Par la voix de la secrétaire d’Etat française à l’écologie, Chantal Jouanneau, le gouvernement Fillon a manifesté son opposition à la décision communautaire sur la pomme de terre Amflora. Mais ne nous y trompons pas. Avec l’abandon de la scandaleuse taxe carbone et le recul global sur les questions écologiques, la posture gouvernementale sur le dossier des OGM est plus que jamais le fil ténu par lequel tient encore le Grenelle de l’environnement. Aucune conviction anti-OGM chez Nicolas Sarkozy et ses ministres, mais plutôt une stratégie politique de circonstances…

Le M’PEP propose d’en finir avec la guérilla juridique qui oppose depuis des années plusieurs États membres (notamment l’Autriche, la Hongrie ou l’Irlande) à la Commission européenne et à l’Organisation mondiale du commerce.
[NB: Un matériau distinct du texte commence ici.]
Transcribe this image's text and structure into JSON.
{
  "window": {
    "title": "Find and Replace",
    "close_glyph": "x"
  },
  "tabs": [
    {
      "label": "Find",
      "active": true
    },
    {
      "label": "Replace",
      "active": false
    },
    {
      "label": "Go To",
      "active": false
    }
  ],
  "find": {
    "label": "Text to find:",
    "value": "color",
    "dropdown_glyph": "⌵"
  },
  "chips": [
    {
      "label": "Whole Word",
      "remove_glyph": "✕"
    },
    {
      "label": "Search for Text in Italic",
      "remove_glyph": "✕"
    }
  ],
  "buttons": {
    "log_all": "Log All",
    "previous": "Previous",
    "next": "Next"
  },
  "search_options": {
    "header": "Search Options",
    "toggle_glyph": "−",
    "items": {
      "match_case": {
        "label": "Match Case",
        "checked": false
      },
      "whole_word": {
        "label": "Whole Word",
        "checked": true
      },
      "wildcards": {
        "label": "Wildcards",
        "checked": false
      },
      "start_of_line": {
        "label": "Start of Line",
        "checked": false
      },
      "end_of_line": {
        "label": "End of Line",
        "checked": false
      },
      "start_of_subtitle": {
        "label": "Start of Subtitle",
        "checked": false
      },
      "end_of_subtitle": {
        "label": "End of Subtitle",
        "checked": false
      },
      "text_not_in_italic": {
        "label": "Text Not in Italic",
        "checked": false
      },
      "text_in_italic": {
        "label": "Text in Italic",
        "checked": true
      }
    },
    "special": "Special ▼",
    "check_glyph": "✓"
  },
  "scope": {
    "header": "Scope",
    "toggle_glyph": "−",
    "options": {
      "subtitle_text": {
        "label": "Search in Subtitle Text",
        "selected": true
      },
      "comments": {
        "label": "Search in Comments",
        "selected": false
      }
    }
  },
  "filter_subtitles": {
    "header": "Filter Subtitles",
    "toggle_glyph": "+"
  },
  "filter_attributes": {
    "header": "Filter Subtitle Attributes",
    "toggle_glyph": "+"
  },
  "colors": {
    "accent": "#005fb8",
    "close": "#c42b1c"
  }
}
Il faut faire de la désobéissance européenne, c’est à dire dénoncer la directive 2001-18 et le règlement 1829/2003 sur les OGM, dénoncer le Traité de Lisbonne, et interdire purement et simplement les cultures et les importations de plantes transgéniques. Interdire les importations d’OGM doit s’accompagner d’une réorientation radicale des productions agricoles : désintensification de l’agriculture, diversification, relocalisation, contrôle des prix et des quantités… ce qui générera des bénéfices sociaux et environnementaux conséquents. Aucun gouvernement de gauche ne pourrait gouverner sans pratiquer la désobéissance européenne, comme l’illustre très bien le dossier agricole.